Haben Sie schon einmal versucht herauszufinden, wo und wie eigentlich die Soziale Arbeit als Beruf im Gesundheitswesen rechtlich verankert ist? Psychosoziale Unterstützung, Vernetzung und „Patientensteuerung“ sind zwar in allen Bereichen der Prävention, Kuration, Rehabilitation usw. irgendwie gefragt, aber eine rechtsverbindliche Zuordnung dieser Tätigkeit zu den Fachkräften der Sozialen Arbeit fehlt weitgehend. Mit diesem Buch kann man sich einen detaillierten Überblick über die berufsrechtliche Fixierung des Sozialarbeiters im Gesundheitswesen verschaffen. Die hier vorhandenen Gesetzeslücken werden klar benannt.

Die therapeutische Tätigkeit ist ein möglicher Teilbereich der Aufgaben des Sozialarbeiters im Gesundheitswesen. Deshalb wird der Frage nachgegangen, ob es sich nicht eigentlich um einen Heilkundeberuf handelt, für den generell oder jedenfalls bezogen auf einen Teilbereich eine Erlaubnis nach dem Heilpraktikergesetz erforderlich ist.

Autor

Prof. Dr. iur. Gerhard Igl war bis Oktober 2014 Professor für Öffentliches Recht und Sozialrecht an der Christian-Albrechts-Universität zu Kiel und leitete dort das Institut für Sozial- und Gesundheitsrecht.

Entstehungshintergrund

Soziale Arbeit im Gesundheitswesen ist bisher nur rudimentär und wenig konkret rechtlich geregelt.
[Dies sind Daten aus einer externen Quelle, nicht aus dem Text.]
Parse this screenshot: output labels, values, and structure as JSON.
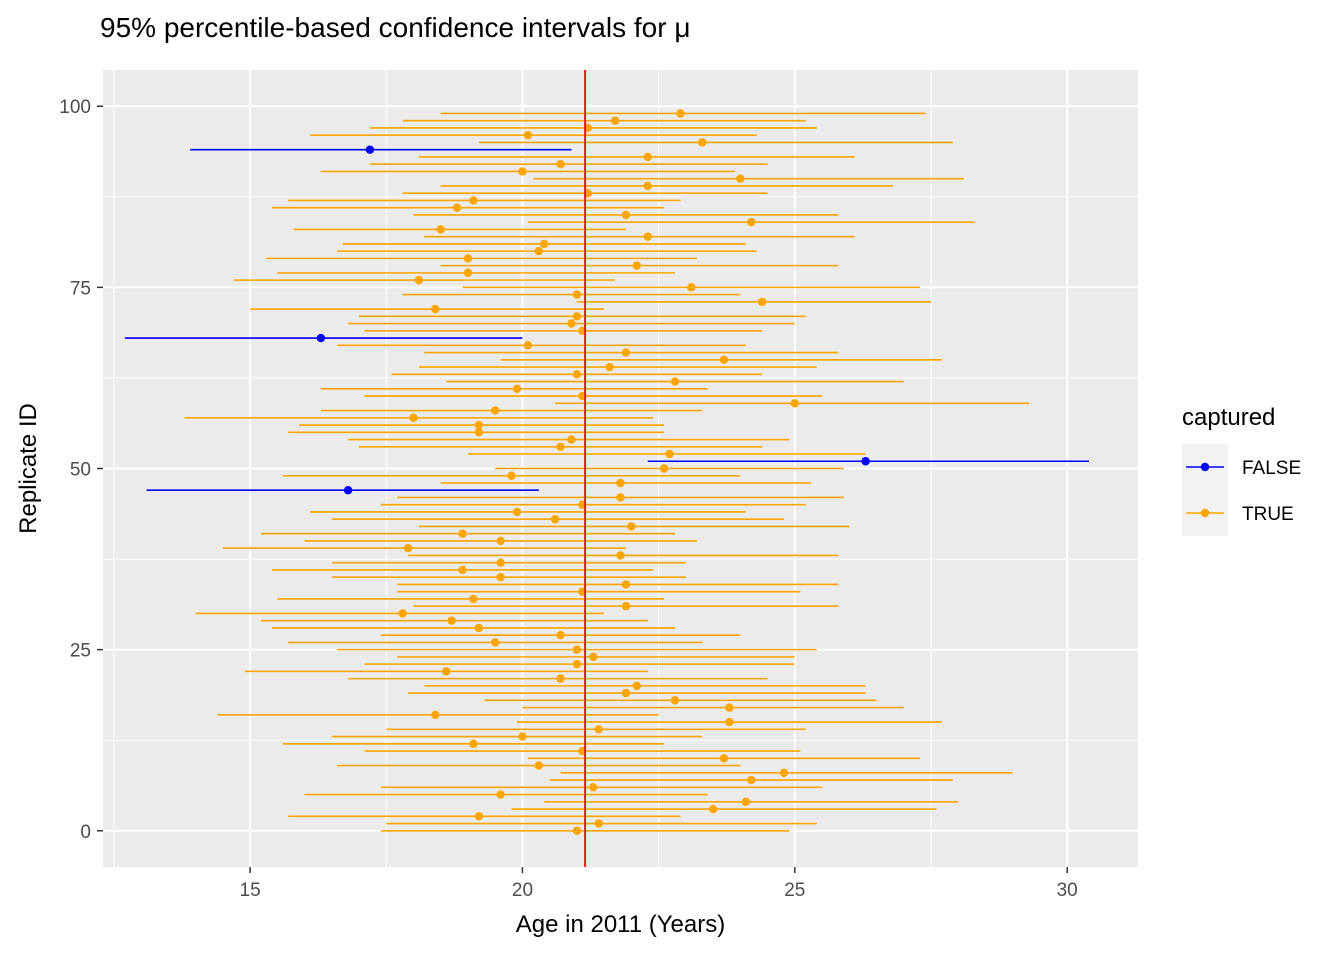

Deshalb gab die Deutsche Vereinigung für Soziale Arbeit im Gesundheitswesen e.V. (DVSG) im Jahr 2009 eine Expertise in Auftrag festzustellen, wo das überhaupt der Fall ist und welche Ansatzpunkte es für eine Verbesserung gibt. Fuchs und Welti kamen zu dem Ergebnis, dass sich aus den vielen Bezügen des Gesundheits- zum Sozialwesens auch eine eigenständige Bedeutung der Sozialen Arbeit als Berufsgruppe ableiten ließe, berufspolitisch, gesundheitswissenschaftlich und rechtlich sei dies aber nur wenig ausgeprägt. Die Autoren sahen die Anerkennung der Sozialen Arbeit als Heilberuf, die Schaffung eines eigenständigen Berufsgesetzes der Sozialen Arbeit und die Verankerung von Sozialer Arbeit in den Gesundheitsgesetzen als Möglichkeiten der Verbesserung.

In einem Gutachten von 2014 widersprach der Autor dieses Buches Igl insoweit, als die Voraussetzungen für die Anerkennung der Sozialen Arbeit als Heilberuf nicht gegeben seien. Stattdessen forderte er die schärfere Profilierung von Sozialer Arbeit im Gesundheitswesen als gegenüber anderen eigenständige Berufsgruppe und gab der DVSG verbandspolitische Empfehlungen zur Umsetzung an die Hand.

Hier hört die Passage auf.